I don’t know if you’ve ever heard of Laurens van der Post. He was a writer and a mystic. There’s a story that he was staying with the Kalahari Bushmen in the desert when, one night, they asked him to listen to the stars singing. When he said he couldn’t hear them, the Bushmen didn’t believe him. They took him further from the campfire and again asked him whether he could now hear the stars singing. When he said he still couldn’t hear them, they were aghast. They treated him with pity, as if he was a sick man.
Shortly after reading about Laurens van der Post, I watched a TV programme on Aboriginal art where a female artist related how her father sang each day in the early morning to the stars and constellations as dawn’s light gradually saw the stars fade from view. She now paints the stars into her creations to bring peace to earth.
I’ve also seen an Aboriginal artist talk of hearing the sound of moonlight hitting the earth which to me sounds majestic and mysterious and magical and inspirational.
And I read a while back of an African tribe where the women, when a woman is pregnant, sit with her to start weaving the song of her child. They sing this song as the woman is in labour and her child is born. It is, if I remember correctly, sung at times of great importance during the child’s life and throughout adulthood: in puberty, at marriage and of course at the time of death and transition back to the world of Spirit. Another time the song is sung is if the person goes off track and commits a crime or an act against the community. Then the person is sat down in the centre of the community’s circle where the song is sung again to bring that person back to their soul’s song.
Before you start reading any further, and if possible, wait until night-time and go outside. Have a look at the night sky. Lie on the ground if you can. If not, lean way back and just feel the awe and amazement of looking at the blackness lit up by glittering stars too numerous to count.
Perhaps this perspective may not be so easily accessible for those of you who live in cities and for whom this miraculous view is blotted out by light pollution. Don’t give up. Perhaps you can find somewhere on the outskirts of your town or city a place where it’s dark enough to view the stellar diamonds of the sky. If not, find a picture or scout through YouTube to see if you can find an image.
Why do this? I hope you will have a few seconds or minutes or even hours of your life to open your heart to the splendour of the Universe and to feel the star stuff of which you are made and with which you resonate.
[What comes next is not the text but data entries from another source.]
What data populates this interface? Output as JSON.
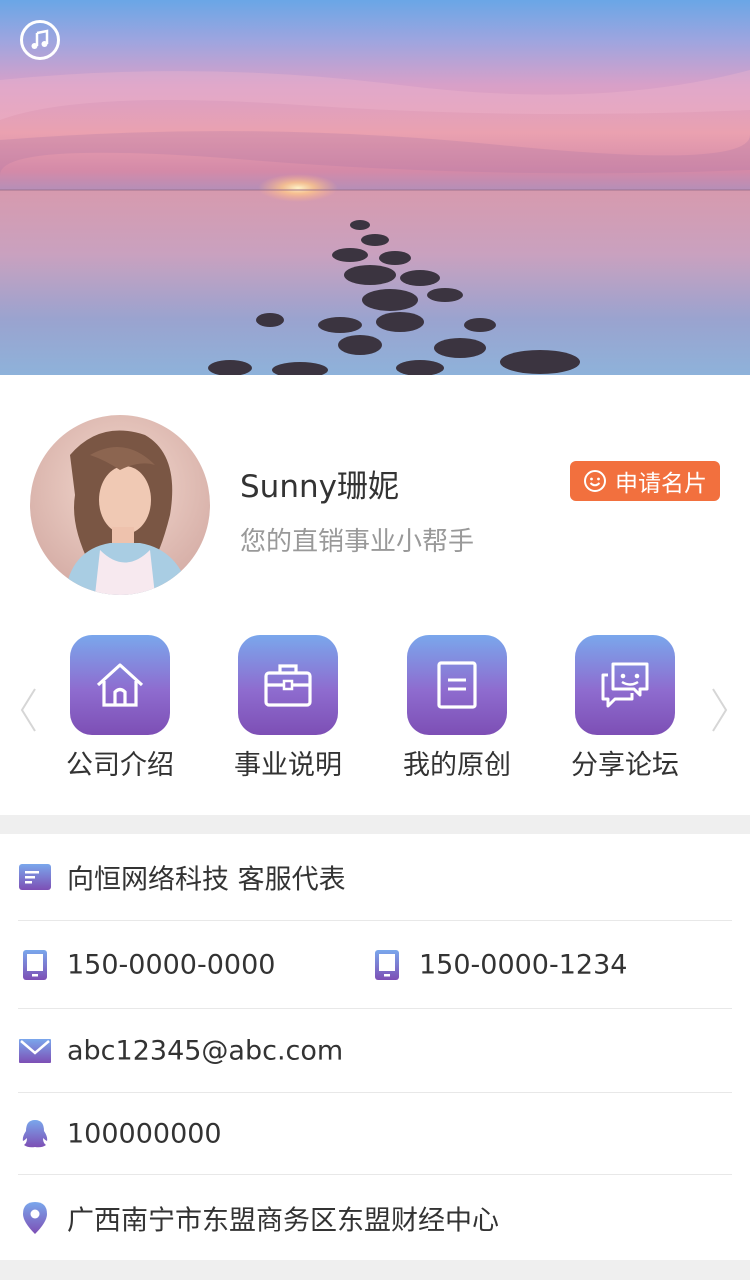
{
  "profile": {
    "name": "Sunny珊妮",
    "subtitle": "您的直销事业小帮手",
    "apply_label": "申请名片"
  },
  "nav": {
    "items": [
      {
        "label": "公司介绍",
        "icon": "home-icon"
      },
      {
        "label": "事业说明",
        "icon": "briefcase-icon"
      },
      {
        "label": "我的原创",
        "icon": "document-icon"
      },
      {
        "label": "分享论坛",
        "icon": "chat-icon"
      }
    ]
  },
  "info": {
    "company": "向恒网络科技 客服代表",
    "phone1": "150-0000-0000",
    "phone2": "150-0000-1234",
    "email": "abc12345@abc.com",
    "qq": "100000000",
    "address": "广西南宁市东盟商务区东盟财经中心"
  },
  "colors": {
    "accent": "#f2703e",
    "icon_gradient_top": "#7aa7ec",
    "icon_gradient_bottom": "#7d4fb5",
    "text": "#333333",
    "subtext": "#999999"
  }
}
Imagine that you can hear the stars sing. Hear their galactic sparkles of notes merge into the song of the Universe. Listen to this song sinking into the earth and feel it sinking into your bones, your cells and your soul. For to look up at the night sky full of bright stars, shooting stars, planets and galaxies like the Milky Way is get a sense of magic and awe at the great universe within which we are privileged to exist. Ever since the first man or woman looked at the skies and saw patterns and movements, they – and us – have been drawn into a wider galaxy than their own world here on Mother Earth.
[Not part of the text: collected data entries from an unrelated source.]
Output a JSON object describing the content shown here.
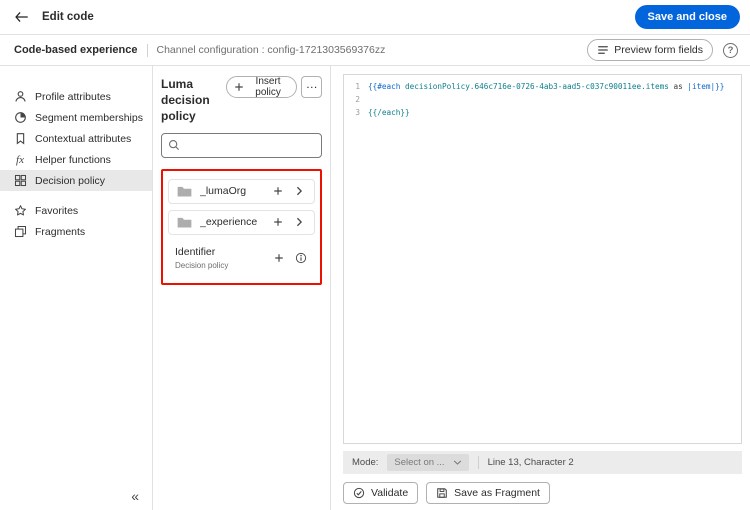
{
  "colors": {
    "accent": "#0265dc",
    "annotation": "#eb1000"
  },
  "header": {
    "title": "Edit code",
    "save_button": "Save and close"
  },
  "subheader": {
    "title": "Code-based experience",
    "channel_config": "Channel configuration : config-1721303569376zz",
    "preview_button": "Preview form fields"
  },
  "sidebar": {
    "items": [
      {
        "id": "profile-attributes",
        "label": "Profile attributes",
        "icon": "user-icon",
        "selected": false
      },
      {
        "id": "segment-memberships",
        "label": "Segment memberships",
        "icon": "segment-icon",
        "selected": false
      },
      {
        "id": "contextual-attributes",
        "label": "Contextual attributes",
        "icon": "contextual-icon",
        "selected": false
      },
      {
        "id": "helper-functions",
        "label": "Helper functions",
        "icon": "fx-icon",
        "selected": false
      },
      {
        "id": "decision-policy",
        "label": "Decision policy",
        "icon": "decision-policy-icon",
        "selected": true
      },
      {
        "id": "favorites",
        "label": "Favorites",
        "icon": "star-icon",
        "selected": false,
        "gap_before": true
      },
      {
        "id": "fragments",
        "label": "Fragments",
        "icon": "fragment-icon",
        "selected": false
      }
    ],
    "collapse_label": "«"
  },
  "policy_panel": {
    "title": "Luma decision policy",
    "insert_button": "Insert policy",
    "more_button": "…",
    "search_placeholder": "",
    "tree": [
      {
        "label": "_lumaOrg",
        "icon": "folder-icon",
        "card": true,
        "actions": [
          "plus",
          "chevron-right"
        ]
      },
      {
        "label": "_experience",
        "icon": "folder-icon",
        "card": true,
        "actions": [
          "plus",
          "chevron-right"
        ]
      },
      {
        "label": "Identifier",
        "subtitle": "Decision policy",
        "icon": null,
        "card": false,
        "actions": [
          "plus",
          "info"
        ]
      }
    ]
  },
  "editor": {
    "lines": [
      {
        "number": "1",
        "tokens": [
          {
            "text": "{{#each ",
            "color": "#0d66d0"
          },
          {
            "text": "decisionPolicy.646c716e-0726-4ab3-aad5-c037c90011ee.items",
            "color": "#0d7f8c"
          },
          {
            "text": " as ",
            "color": "#3b3b3b"
          },
          {
            "text": "|item|",
            "color": "#0d66d0"
          },
          {
            "text": "}}",
            "color": "#0d66d0"
          }
        ]
      },
      {
        "number": "2",
        "tokens": []
      },
      {
        "number": "3",
        "tokens": [
          {
            "text": "{{/each}}",
            "color": "#0d7f8c"
          }
        ]
      }
    ],
    "statusbar": {
      "mode_label": "Mode:",
      "mode_value": "Select on ...",
      "position": "Line 13, Character 2"
    },
    "actions": {
      "validate": "Validate",
      "save_fragment": "Save as Fragment"
    }
  }
}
Worship the eternity of the universe. Because I, you, we are all a part of this cosmos – each of us a song with our very own, very individual, idiosyncratic notes making up our unique, soul-full melody.
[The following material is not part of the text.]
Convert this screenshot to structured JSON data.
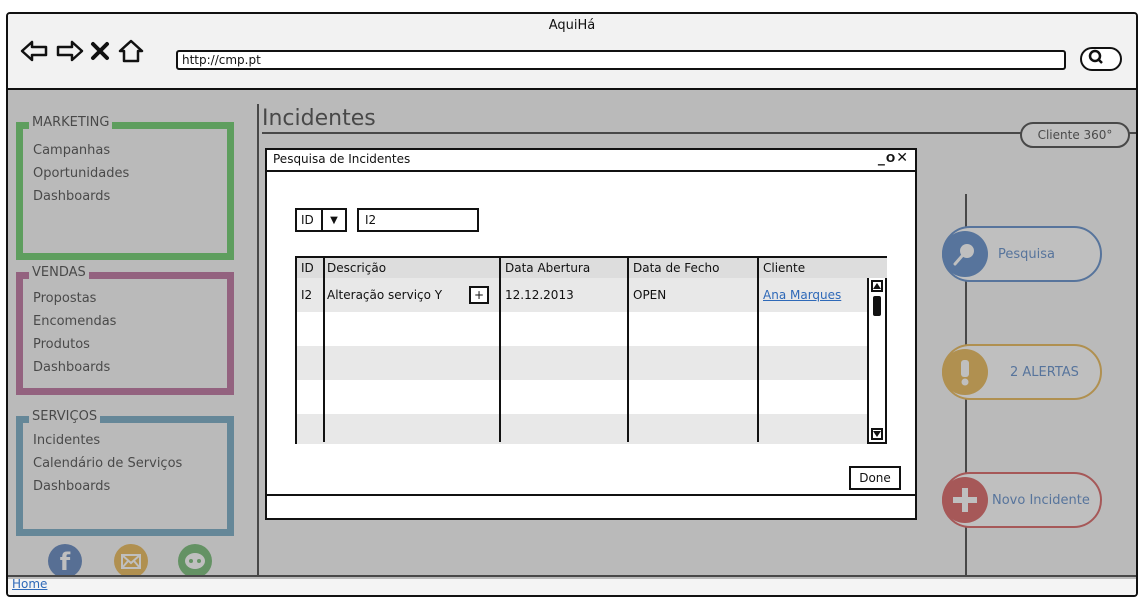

There are unseen dimensions with limitless dimensions, unbound by time as we know it, resonating from time immemorial in the past to time immemorial in the future. Cosmic songlines are the very stuff which holds the Universe together, bound by the gossamer threads of love which permeate every atom of this galactic wonderland. And cosmic songlines are the heart and soul of each of us. Please feel free to join the dance which links you to yours. I hope my book helps you find the way in some small measure.